The local elections should be pretty straightforward for Labour: these seats were last up in 2015, when David Cameron beat Ed Miliband handily on the election held on the same day.
Voters tend to vote for the top of the ticket and keep up the habit all down the ballot, which advantages the governing party. (Even when, as in 2010, the governing party loses power it tends to do better than it did in the preceding local election.) Labour lost control of three councils and lost 234 councillors.
Adding to Labour’s joy, back then, the Conservatives had a leader whose approval rating consistently hovered around the 45-50 per cent mark and whose net approval never went below zero. They now have a leader whose approval rating is consistently in the high teens to low twenties and whose approval rating hasn’t been above zero over the course of this parliament and currently has a resting average of minus 30.
Labour have their own problems as far as Jeremy Corbyn’s leadership ratings go but all of the evidence suggests that leadership approval is less of an issue for the opposition in local elections, which voters tend to treat as opportunities to pass judgement on the government rather than the opposition.
So we’d expect, all things being equal, for Labour to more than make up the lost ground of 2015, and to very easily make triple-digit gains in councillors for the first time in Jeremy Corbyn’s leadership.
They should also very easily make net gains of councils, though because most of the councils that are up for grabs elect on the thirds model – a third of seats up each time – they have already regained control of some councils they fell back in this time around. Still, Trafford, Peterborough and Bedford are all areas they ought to do well in.
But the particular prize that Labour could secure in this set of local elections is that at the general election in 2017 and the local elections last year, the party did much better in big cities than small towns.
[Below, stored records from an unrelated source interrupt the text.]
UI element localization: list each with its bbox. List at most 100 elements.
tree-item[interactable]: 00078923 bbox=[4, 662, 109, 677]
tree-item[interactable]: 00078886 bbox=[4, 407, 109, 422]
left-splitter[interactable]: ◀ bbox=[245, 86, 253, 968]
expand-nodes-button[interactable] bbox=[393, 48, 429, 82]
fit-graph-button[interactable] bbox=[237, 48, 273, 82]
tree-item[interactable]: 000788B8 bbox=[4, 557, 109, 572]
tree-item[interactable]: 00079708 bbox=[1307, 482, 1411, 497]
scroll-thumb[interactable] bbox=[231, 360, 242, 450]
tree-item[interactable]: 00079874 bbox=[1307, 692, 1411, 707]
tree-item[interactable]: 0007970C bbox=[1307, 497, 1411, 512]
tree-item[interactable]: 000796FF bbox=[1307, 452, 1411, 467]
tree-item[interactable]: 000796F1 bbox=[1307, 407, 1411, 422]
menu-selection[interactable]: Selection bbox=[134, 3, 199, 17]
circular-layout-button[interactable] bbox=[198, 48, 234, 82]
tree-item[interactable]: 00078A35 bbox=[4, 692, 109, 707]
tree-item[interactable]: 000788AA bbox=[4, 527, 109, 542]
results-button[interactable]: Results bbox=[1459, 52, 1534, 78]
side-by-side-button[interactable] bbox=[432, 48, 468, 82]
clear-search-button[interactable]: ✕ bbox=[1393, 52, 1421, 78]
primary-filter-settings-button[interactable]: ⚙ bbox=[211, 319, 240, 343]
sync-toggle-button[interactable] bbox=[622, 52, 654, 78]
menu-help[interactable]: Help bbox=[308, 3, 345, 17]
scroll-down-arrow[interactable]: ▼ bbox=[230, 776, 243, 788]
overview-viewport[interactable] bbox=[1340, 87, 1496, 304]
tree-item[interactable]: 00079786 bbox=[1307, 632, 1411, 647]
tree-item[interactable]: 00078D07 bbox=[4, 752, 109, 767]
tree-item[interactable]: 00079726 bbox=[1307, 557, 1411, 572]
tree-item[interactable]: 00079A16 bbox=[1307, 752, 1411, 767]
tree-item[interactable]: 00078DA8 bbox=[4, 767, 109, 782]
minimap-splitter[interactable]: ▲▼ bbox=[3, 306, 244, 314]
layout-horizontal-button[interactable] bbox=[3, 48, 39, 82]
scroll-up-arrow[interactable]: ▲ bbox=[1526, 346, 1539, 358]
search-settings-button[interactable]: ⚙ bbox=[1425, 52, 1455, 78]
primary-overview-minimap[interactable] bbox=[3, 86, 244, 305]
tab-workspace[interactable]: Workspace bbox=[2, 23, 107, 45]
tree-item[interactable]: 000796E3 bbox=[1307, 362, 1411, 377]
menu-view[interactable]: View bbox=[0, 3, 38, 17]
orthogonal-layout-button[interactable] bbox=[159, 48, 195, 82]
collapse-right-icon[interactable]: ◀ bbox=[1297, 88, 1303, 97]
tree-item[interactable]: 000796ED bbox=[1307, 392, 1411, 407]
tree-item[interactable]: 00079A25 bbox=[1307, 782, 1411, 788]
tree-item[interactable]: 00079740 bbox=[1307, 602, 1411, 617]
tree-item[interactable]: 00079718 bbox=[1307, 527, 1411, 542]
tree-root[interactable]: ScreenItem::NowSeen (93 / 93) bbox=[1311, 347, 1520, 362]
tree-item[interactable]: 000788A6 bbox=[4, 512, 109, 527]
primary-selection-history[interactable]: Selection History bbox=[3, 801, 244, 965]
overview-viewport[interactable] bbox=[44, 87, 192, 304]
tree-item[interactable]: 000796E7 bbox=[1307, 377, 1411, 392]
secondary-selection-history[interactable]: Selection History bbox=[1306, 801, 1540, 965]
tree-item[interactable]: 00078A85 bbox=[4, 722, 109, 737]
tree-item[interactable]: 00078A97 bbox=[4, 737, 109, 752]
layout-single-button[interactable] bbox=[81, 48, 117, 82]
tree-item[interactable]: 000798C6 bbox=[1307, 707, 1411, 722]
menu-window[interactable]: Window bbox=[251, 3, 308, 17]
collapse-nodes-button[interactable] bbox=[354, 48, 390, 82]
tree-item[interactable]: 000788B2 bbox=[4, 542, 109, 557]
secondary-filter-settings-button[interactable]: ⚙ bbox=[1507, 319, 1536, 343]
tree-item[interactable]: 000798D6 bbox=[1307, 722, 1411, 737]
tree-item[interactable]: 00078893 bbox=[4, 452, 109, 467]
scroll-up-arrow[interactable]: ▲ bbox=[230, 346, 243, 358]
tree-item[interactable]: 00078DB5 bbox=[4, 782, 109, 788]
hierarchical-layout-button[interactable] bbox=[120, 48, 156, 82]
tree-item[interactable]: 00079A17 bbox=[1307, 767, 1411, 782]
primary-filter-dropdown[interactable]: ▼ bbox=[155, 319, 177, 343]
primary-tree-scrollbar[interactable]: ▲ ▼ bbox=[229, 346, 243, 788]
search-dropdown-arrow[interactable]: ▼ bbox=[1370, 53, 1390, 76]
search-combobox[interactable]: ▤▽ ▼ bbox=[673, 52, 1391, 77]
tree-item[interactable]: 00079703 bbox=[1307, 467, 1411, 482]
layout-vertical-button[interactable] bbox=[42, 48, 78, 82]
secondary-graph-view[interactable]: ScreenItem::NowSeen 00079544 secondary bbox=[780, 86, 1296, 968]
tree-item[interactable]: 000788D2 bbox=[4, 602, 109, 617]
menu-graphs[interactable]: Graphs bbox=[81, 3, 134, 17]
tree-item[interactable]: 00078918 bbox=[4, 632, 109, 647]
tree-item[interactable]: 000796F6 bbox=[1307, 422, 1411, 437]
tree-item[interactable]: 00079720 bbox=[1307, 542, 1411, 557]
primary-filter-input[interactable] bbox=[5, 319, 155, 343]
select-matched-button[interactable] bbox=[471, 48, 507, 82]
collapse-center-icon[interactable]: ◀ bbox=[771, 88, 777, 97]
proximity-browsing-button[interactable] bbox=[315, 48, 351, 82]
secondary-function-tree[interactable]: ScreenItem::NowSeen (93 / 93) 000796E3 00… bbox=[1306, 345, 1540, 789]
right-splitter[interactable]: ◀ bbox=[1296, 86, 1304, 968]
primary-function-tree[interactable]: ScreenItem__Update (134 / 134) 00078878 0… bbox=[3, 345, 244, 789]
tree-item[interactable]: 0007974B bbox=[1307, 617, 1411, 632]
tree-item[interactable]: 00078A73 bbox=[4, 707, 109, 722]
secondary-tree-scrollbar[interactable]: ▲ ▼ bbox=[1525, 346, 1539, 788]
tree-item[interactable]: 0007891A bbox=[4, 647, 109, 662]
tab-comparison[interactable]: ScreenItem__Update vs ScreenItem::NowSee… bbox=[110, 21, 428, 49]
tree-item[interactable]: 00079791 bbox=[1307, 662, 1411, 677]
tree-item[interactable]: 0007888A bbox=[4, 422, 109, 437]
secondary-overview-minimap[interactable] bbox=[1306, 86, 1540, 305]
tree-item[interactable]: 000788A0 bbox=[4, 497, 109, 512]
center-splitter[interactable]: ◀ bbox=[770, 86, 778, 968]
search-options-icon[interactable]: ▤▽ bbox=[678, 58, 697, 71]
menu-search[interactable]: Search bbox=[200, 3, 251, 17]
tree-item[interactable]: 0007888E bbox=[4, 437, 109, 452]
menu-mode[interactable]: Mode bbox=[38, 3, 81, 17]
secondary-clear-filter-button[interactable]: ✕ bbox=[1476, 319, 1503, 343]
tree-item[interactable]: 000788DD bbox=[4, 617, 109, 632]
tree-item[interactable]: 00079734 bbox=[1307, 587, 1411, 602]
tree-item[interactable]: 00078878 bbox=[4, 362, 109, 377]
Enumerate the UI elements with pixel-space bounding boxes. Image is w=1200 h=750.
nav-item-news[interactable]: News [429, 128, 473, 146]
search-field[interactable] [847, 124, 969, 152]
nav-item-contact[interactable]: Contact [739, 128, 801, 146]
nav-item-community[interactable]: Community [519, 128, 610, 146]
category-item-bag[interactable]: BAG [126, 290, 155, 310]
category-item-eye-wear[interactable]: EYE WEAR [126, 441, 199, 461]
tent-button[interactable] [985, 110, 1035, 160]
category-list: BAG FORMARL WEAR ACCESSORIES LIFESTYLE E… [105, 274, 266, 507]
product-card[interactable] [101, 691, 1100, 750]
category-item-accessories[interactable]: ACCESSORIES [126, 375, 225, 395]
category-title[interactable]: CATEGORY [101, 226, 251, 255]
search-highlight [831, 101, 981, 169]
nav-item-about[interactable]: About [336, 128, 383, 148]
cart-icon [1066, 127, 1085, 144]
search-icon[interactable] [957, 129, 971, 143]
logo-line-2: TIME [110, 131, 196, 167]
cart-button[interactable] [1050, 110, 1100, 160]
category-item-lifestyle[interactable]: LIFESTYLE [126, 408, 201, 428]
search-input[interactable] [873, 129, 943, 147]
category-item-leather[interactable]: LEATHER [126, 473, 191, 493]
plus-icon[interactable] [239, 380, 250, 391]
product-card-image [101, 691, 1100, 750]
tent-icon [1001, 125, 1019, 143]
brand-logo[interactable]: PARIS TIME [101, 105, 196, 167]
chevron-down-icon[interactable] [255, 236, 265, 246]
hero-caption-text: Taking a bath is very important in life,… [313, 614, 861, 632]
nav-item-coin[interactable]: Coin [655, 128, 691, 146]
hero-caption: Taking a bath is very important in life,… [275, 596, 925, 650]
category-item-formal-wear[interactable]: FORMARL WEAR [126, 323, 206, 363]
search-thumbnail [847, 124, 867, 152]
That led some Conservatives to talk optimistically about a small town firewall, or to declare that under Corbyn, Labour simply cannot make inroads into “the British rust belt” to form a viable minority government.
It may be however that the “small town firewall” was actually a “Leave voter firewall”, one that after the delay to Brexit has now been badly breached.
The big victory for Labour in these local elections will be to show that it is the second theory, rather than an inbuilt aversion to Corbyn or Corbynism, that was behind their geographically patchy performance in previous elections.